文:横田和彦/写真:南 孝幸
KTM「390 DUKE」インプレ(横田和彦)
排気量アップや電子制御システムの充実で、シャープな走行フィールに磨きがかかった!
“ザ・コーナー・ロケット”というキャッチフレーズにふさわしい、アクティブな走りが身上のKTM 390DUKEがフルモデルチェンジを敢行した。DUKEシリーズが登場して30周年となる今年、ほぼ全てのDUKEシリーズが一新されるのだが、この新型390DUKEがその先駆けとなったカタチだ。
エンジンはストロークを4mm伸ばし排気量を約25ccアップ。シリンダーヘッドやギアボックスを最適化し最新の排ガス規制に適合させた。フレームは新設計のスチール製トレリス・メインフレームにアルミダイキャスト製のサブフレームをセット。倒立フォークは伸/圧の減衰力が5段階で調整可能なWP製APEXオープンカートリッジ式。右側にオフセットされたリヤのモノショックは、プリロード調整&伸側減衰力の調整が可能とかなり豪華な仕様になった。
電子制御システムはライドモードが3段階(レイン/ストリート/トラック)から選べるようになり、コーナーリングABSやON/OFF可能なトラコンの採用など、上位機種と比べても遜色ない内容に。各部の大幅なレベルアップに走りへの期待も高まる。
またがると5インチTFTディスプレイメーターの向こうに何も見えないことに気付く。まるでフロントタイヤが自分の真下にあるかのような感覚。それほど前に座っているわけではないが、ちょっと不思議な感じだ。
セルボタンを押してエンジンをかけるとショートマフラーから消音されつつも歯切れの良いサウンドが響く。新設計の高回転型シングルエンジンは、吹け上がりの鋭さを継承しつつもトルクデリバリーがより滑らかになっていて、扱いやすさが向上。特に中回転域から高回転にかけてのつながりがスムーズになっているので、一度アクセルを閉じてからの再加速でも車速が一直線に伸びていく。
サスペンションのクオリティが上がったことにより、先代よりも車体の挙動にメリハリがでた。前後ともスポーツ・サスペンション的なフィーリングで加減速時のピッチングモーションは少ないが、短いストローク内でしっかりと仕事をしているので乗り心地は悪くない。またディメンションや重量バランスの最適化などによってクイックなハンドリングがブラッシュアップされているため、速度レンジに関わらず狙ったラインをトレースしやすくなっていることにも好感を持った。
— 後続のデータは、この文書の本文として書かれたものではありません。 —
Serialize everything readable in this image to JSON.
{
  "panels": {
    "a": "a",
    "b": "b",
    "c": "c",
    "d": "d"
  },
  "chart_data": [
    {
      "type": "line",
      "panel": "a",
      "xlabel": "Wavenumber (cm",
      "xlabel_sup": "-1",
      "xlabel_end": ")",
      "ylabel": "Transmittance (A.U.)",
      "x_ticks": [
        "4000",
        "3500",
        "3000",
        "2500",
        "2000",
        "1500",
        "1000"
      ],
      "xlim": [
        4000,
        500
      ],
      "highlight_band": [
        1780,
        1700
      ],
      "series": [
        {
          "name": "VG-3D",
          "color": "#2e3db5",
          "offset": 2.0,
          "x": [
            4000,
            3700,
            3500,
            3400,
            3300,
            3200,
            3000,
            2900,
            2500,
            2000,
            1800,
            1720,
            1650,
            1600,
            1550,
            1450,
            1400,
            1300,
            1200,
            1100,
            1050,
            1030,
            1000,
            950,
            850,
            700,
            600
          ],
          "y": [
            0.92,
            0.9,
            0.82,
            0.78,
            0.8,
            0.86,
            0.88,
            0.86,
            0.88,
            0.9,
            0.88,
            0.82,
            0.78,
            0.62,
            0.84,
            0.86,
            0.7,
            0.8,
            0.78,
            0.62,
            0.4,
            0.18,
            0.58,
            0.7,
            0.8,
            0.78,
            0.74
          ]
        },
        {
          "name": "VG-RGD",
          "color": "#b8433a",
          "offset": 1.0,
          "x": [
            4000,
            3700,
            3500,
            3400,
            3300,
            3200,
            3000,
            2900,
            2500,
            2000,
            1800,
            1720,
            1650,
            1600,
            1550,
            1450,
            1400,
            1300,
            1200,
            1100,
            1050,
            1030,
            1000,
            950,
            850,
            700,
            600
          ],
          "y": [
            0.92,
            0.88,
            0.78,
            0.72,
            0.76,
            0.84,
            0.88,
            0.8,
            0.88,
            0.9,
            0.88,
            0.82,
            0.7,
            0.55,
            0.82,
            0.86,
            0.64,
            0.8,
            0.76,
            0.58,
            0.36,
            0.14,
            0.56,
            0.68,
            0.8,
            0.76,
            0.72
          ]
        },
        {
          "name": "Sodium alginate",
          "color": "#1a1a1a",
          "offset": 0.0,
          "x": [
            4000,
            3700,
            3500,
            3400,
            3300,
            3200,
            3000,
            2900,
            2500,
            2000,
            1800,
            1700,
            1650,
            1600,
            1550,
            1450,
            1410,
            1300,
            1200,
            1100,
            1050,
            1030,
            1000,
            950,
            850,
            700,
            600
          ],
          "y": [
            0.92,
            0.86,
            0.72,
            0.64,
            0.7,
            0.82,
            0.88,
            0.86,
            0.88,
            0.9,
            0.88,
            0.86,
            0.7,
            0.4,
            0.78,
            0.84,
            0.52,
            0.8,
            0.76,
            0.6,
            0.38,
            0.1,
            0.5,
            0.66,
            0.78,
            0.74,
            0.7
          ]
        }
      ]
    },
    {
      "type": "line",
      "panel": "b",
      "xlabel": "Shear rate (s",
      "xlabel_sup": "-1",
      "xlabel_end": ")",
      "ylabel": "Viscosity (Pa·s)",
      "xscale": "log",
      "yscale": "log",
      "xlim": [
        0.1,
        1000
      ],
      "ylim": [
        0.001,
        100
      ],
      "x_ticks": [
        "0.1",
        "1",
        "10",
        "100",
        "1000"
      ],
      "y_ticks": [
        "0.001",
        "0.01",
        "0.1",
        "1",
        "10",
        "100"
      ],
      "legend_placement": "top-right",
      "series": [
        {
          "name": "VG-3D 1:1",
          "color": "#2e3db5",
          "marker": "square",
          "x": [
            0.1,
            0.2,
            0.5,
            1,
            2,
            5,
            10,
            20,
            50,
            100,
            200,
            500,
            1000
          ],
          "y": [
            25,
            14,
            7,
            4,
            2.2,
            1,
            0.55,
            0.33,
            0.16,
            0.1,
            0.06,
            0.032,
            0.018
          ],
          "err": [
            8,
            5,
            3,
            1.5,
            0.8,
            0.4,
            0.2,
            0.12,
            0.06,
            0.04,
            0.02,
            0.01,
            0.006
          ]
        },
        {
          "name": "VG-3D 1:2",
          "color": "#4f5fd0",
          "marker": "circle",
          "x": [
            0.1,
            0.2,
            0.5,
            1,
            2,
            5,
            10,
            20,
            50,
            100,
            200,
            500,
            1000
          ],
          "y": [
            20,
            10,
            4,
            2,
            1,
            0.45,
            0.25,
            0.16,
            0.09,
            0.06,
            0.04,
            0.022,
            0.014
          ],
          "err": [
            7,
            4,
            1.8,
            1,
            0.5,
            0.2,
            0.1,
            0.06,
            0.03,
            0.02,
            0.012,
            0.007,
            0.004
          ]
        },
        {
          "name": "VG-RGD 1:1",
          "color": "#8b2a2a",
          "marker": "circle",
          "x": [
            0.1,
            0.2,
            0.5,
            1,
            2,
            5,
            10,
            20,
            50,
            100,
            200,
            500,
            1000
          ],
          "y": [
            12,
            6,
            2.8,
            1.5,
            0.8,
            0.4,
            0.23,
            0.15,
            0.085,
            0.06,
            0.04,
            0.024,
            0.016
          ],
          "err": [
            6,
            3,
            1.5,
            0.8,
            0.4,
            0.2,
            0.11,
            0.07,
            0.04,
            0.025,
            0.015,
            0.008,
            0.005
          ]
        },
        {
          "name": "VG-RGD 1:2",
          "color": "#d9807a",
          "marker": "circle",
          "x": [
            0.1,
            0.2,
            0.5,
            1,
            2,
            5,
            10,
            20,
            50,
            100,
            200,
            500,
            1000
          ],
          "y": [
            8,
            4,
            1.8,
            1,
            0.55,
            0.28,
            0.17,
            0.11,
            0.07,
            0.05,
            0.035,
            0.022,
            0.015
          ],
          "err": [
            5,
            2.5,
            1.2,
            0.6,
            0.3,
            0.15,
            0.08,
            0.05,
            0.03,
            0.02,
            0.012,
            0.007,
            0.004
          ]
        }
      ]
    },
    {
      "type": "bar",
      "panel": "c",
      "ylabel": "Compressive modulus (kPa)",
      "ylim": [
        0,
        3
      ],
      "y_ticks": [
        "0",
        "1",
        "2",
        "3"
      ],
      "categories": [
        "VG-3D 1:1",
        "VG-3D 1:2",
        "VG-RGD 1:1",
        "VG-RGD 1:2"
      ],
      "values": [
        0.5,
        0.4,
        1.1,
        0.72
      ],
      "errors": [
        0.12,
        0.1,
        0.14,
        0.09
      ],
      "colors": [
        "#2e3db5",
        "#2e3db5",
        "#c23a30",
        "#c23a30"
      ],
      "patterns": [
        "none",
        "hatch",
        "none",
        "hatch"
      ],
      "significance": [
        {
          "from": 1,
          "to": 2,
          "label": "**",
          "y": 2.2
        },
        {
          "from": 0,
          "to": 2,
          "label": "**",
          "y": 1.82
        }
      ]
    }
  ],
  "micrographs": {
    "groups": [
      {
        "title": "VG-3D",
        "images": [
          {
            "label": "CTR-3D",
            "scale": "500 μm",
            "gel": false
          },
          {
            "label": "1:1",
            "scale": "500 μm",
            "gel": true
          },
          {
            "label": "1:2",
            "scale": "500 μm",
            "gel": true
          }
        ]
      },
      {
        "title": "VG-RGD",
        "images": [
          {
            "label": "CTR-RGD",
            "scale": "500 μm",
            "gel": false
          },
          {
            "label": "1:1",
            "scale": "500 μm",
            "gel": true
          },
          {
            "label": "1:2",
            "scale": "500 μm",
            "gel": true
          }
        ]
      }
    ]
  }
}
それらの特性が体感できたところでワインディングに突入。進入ではフロントタイヤを上から路面に押し付けるようにブレーキング。ハードにかけても車体がブレそうな気配はない。荷重移動すると即座に寝ていき、バンク角の調整も自在。速度をキープしながら出口が見えたところで徐々にアクセルを開けていく。リアタイヤに確実にトラクションがかかるのを感じながら立ち上がると次のコーナーに向かって鋭くダッシュする。そんな一連の流れが思いのままにできるので、爽快な気分で峠道を駆け抜けることができた。
新型390DUKEは扱いやすさが向上していて、幅広いライダーに薦められる。積極的にアクセルを開けていくアグレッシブな走りにも対応し、さまざまなライディングシーンにフィットする懐の深いバイクに進化していた。